Adapun penggunaan sudut pandang ketiga berniat merepresentasikan persepsi mata narasumber. Dengan cara ini, pembaca seolah masuk ke dlm insiden. Pembaca akan menyaksikan apa yg dilihat narasumber, & merasakan apa yg mereka rasakan.
Karakteristik terakhir ialah rincian wacana gerak, perilaku, kebiasaan, gaya, cara atau etika, pakaian, dekorasi rumah, rekreasi, makan, merawat rumah, bagaimana berhubungan dgn anak, dgn pembantu, sahabat sebaya, bawahan, pose, & lambang-lambang lain.
Semua itu menerangkan aksara & konteks narasumber dlm komunitas, bagaimana ia membina interaksi dgn orang lain, bagaimana kedudukannya didalamnya, serta bagaimana ia mengungkapkan anggapan & kesempatannya.
Tentu dr empat karakter diatas, timbul sebuah pertanyaan fundamental apakah jurnalisme sastra sungguh-sungguh ada ? atau penyebutannya bisa dibalik menjadi Sastra Jurnalisme.

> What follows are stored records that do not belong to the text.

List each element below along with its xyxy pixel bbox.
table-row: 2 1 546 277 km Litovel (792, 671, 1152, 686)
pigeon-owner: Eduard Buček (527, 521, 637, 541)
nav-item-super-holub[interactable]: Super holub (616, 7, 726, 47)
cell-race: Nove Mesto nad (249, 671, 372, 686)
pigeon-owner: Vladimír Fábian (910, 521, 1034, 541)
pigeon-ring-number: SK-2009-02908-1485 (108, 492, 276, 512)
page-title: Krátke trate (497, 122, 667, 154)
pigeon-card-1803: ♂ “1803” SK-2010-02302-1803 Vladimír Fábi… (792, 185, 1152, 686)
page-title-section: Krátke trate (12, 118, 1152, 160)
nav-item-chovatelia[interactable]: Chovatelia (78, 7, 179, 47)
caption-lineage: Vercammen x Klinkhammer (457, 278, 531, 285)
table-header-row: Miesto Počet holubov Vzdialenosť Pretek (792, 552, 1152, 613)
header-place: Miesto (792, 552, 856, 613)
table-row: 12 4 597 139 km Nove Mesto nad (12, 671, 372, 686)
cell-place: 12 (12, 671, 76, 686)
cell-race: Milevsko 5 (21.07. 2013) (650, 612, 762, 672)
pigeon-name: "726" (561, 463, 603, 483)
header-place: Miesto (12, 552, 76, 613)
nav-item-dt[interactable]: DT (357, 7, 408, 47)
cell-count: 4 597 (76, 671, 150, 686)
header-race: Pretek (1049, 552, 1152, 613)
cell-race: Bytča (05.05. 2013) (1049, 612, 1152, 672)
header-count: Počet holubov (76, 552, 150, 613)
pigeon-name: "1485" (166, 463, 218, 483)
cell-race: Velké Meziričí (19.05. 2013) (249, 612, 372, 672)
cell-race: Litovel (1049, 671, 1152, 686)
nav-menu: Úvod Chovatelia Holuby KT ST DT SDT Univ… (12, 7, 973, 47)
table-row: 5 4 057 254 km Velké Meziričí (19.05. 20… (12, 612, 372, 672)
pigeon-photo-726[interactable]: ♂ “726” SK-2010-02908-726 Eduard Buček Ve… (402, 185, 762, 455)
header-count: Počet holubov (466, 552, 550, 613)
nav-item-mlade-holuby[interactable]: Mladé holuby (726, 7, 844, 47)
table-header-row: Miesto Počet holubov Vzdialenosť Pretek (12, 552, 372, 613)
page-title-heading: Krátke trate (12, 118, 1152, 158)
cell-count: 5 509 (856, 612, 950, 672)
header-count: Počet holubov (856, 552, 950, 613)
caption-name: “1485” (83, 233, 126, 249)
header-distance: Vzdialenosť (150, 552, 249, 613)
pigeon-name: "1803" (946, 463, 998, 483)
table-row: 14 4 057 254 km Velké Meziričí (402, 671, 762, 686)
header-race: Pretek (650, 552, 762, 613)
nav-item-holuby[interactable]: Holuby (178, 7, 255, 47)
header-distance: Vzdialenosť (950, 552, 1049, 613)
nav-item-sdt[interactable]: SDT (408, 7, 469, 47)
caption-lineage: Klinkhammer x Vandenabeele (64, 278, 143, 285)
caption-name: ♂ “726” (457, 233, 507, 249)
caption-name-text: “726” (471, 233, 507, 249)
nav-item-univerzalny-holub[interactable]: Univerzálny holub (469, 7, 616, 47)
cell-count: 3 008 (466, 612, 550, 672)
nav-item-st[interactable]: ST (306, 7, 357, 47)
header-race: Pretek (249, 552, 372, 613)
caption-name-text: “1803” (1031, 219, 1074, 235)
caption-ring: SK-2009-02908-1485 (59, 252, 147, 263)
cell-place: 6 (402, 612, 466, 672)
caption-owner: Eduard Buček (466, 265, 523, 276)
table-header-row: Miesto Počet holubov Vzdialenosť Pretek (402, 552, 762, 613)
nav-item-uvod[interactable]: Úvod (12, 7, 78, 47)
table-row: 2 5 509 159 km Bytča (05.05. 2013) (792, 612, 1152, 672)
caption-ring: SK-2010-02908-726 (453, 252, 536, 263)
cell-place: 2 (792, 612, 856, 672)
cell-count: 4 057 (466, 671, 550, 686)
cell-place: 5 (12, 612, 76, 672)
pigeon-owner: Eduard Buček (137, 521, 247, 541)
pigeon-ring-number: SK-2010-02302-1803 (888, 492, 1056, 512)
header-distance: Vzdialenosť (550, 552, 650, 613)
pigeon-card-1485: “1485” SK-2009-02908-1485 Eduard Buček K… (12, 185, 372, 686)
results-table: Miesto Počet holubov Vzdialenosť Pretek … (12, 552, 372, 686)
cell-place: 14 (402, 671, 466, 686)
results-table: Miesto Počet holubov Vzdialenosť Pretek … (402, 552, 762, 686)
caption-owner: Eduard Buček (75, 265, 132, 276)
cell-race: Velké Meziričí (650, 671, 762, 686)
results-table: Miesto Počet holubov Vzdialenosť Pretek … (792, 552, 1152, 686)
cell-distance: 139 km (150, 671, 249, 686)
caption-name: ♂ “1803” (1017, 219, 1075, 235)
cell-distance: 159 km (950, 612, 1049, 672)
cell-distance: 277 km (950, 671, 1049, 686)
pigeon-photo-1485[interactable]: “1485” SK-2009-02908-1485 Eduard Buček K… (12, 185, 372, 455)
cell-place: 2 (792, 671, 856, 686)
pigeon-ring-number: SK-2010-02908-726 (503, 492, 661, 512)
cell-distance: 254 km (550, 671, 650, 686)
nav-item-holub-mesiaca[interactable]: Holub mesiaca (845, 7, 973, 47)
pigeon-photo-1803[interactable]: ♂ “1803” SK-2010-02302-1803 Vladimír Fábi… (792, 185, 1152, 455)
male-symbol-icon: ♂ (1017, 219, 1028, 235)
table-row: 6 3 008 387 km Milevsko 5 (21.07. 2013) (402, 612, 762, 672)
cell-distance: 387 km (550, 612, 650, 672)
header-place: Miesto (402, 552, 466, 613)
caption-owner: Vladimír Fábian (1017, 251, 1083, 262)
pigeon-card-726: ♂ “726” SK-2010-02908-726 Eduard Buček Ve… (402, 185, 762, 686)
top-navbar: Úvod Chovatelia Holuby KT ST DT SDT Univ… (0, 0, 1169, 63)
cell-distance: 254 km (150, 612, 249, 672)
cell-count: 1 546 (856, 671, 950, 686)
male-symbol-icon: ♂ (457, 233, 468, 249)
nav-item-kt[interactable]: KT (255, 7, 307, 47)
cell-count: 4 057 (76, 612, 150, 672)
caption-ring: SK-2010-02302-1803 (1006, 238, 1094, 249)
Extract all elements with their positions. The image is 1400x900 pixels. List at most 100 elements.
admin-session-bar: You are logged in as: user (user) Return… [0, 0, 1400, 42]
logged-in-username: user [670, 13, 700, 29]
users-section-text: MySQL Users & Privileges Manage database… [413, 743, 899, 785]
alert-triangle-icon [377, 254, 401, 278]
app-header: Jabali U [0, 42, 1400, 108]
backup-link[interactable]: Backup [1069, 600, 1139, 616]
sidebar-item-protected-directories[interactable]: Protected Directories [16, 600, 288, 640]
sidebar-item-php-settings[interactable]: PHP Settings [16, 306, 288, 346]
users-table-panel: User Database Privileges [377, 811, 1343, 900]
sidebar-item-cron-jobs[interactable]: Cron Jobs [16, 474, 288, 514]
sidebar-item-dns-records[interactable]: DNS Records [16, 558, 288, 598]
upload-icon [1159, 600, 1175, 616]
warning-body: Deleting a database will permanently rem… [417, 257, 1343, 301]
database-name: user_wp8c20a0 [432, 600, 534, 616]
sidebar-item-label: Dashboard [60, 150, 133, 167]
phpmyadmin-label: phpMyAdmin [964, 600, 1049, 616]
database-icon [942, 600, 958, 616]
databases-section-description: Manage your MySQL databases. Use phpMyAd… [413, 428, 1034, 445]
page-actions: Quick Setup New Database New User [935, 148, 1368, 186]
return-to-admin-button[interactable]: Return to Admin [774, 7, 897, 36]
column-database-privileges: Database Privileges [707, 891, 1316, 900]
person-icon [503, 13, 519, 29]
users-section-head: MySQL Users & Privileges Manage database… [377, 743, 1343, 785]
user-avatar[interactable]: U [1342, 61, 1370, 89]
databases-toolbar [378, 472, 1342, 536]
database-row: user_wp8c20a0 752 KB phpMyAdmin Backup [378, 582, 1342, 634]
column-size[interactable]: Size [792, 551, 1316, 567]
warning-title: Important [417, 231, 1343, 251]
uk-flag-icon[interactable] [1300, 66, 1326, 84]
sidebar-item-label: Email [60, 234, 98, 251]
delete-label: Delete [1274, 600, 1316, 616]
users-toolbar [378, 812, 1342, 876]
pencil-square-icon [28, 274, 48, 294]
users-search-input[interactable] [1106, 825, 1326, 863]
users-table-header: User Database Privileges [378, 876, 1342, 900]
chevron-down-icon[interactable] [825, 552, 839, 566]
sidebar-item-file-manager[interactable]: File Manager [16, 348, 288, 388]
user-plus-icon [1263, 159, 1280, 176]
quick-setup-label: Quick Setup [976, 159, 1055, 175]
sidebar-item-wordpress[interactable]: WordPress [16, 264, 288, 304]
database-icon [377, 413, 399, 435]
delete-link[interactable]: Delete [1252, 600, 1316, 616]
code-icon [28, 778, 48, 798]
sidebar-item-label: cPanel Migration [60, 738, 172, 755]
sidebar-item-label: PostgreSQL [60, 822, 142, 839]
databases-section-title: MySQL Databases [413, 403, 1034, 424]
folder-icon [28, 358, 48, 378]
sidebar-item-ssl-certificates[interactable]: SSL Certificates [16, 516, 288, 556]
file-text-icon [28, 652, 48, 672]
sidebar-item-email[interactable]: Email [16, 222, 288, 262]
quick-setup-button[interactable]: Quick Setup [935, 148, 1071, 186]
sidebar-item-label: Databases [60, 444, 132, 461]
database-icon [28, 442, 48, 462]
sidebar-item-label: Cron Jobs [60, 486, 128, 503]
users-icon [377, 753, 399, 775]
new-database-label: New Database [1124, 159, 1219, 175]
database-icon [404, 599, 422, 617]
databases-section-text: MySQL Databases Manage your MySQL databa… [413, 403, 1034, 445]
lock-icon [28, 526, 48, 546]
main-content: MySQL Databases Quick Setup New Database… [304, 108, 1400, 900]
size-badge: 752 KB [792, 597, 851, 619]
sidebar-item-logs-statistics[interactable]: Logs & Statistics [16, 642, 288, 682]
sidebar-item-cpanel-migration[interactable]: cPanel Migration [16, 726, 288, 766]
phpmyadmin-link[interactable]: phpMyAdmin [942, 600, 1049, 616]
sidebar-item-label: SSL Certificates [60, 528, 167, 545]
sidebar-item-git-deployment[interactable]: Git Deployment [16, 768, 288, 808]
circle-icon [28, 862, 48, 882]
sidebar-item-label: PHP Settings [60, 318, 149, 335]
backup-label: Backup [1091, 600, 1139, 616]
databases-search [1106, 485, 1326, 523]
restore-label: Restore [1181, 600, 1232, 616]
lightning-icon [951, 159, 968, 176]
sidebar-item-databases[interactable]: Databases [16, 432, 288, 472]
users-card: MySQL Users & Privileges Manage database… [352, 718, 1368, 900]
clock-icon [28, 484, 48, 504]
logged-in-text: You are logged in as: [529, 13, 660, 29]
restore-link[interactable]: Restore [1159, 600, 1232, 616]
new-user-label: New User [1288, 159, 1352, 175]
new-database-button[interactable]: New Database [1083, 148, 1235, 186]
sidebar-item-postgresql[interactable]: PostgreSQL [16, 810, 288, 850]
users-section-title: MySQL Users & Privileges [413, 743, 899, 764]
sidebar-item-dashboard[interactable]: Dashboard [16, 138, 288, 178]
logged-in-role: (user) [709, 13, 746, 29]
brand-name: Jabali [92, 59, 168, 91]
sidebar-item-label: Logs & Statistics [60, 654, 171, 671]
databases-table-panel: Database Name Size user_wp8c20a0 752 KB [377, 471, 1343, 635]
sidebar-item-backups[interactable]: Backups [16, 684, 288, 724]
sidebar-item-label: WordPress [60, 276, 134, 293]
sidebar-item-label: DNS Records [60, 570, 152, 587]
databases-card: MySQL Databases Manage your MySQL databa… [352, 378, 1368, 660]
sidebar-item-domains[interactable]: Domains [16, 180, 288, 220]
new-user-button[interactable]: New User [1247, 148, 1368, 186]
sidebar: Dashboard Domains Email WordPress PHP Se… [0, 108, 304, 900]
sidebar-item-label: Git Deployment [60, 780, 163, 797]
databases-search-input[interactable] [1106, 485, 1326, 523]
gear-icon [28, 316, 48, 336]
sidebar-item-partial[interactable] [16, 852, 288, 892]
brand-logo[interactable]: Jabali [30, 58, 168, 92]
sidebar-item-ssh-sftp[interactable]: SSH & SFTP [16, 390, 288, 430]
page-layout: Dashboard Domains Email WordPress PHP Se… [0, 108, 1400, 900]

Karena tentu saja teori gres ini dapat mengakibatkan pertanyaan banyak, alasannya adalah pada zaman sebelum jurnalisme lahir para nabi & rasul kita sudah mengabarkan suatu berita dlm balutan sastra yaitu kitab-kitab yg lahir pada agama dimuka bumi ini. Karena kitab-kitab tersebut pula sudah memakai bahasa sastra yg sungguh tepat sehingga membuat pembacanya seperti eksklusif terjun pada zaman tersebut.
Kelebihan Jurnalisme Sastrawi
Kendatipun jurnalisme sastrawi masih banyak muncul perdebatan sengit. Apakah jurnalisme ini sungguh-sungguh dibutuhkan atau tidak. Nyatanya jurnalisme sastrawi mempunyai banyak kelebihan bila dibandingkan dgn jurnalisme lainya. Berikut beberapa keunggulan yg ada pada jurnalisme sastrawi.
Pertama, keunggulan pertama pada jurnalisme sastrawi yakni lebih bisa menawarkan kesan mendalam pada pembacanya. Hal ini lantaran jurnalisme sastrawi biasanya lebih besar porsinya dlm memperlihatkan netizen.
Kedua, kelebihan kedua dr jurnalisme sastrawi yaitu proses produksi jenis jurnalistik ini yg bisa dibilang cukup gampang. Seorang jurnalis biasanya hanya menyediakan beberapa narasumber saja.
Ketiga, kelebihan ketiga dr jurnalisme sastrawi yakni pemaparan info yg tak kaku. Dengan jurnalisme sastrawi, penyampaian pesan-pesan jurnalistik pada khalayak publik lebih cair. Bahkan jurnalisme sastrawi lebih sering menggunakan kata-kata disfemisme.
Pemakaian kata-kata disfemisme dlm kegiatan pencarian jurnalisme ini sengaja diciptakan untuk merekatkan gap antara pembaca & pendengar. Kemampuan jurnalisme sastrawi bisa masuk ke dlm segala lini, penduduk kecil, tukang becak pun bisa lebih memahami maksud pemakaian suatu info. Jadi, jurnalisme sastrawi selaku salah satu pemikiran jurnalisme yg ada di Indonesia memiliki beberapa keunggulan.
Jurnalisme sastrawi setiap keunggulan-kelebihannya harus dioptimalkan dgn baik. Sementara setiap kekurangan-kekurangannya harus ditutupi dgn model-versi aliran jurnalistik lainya.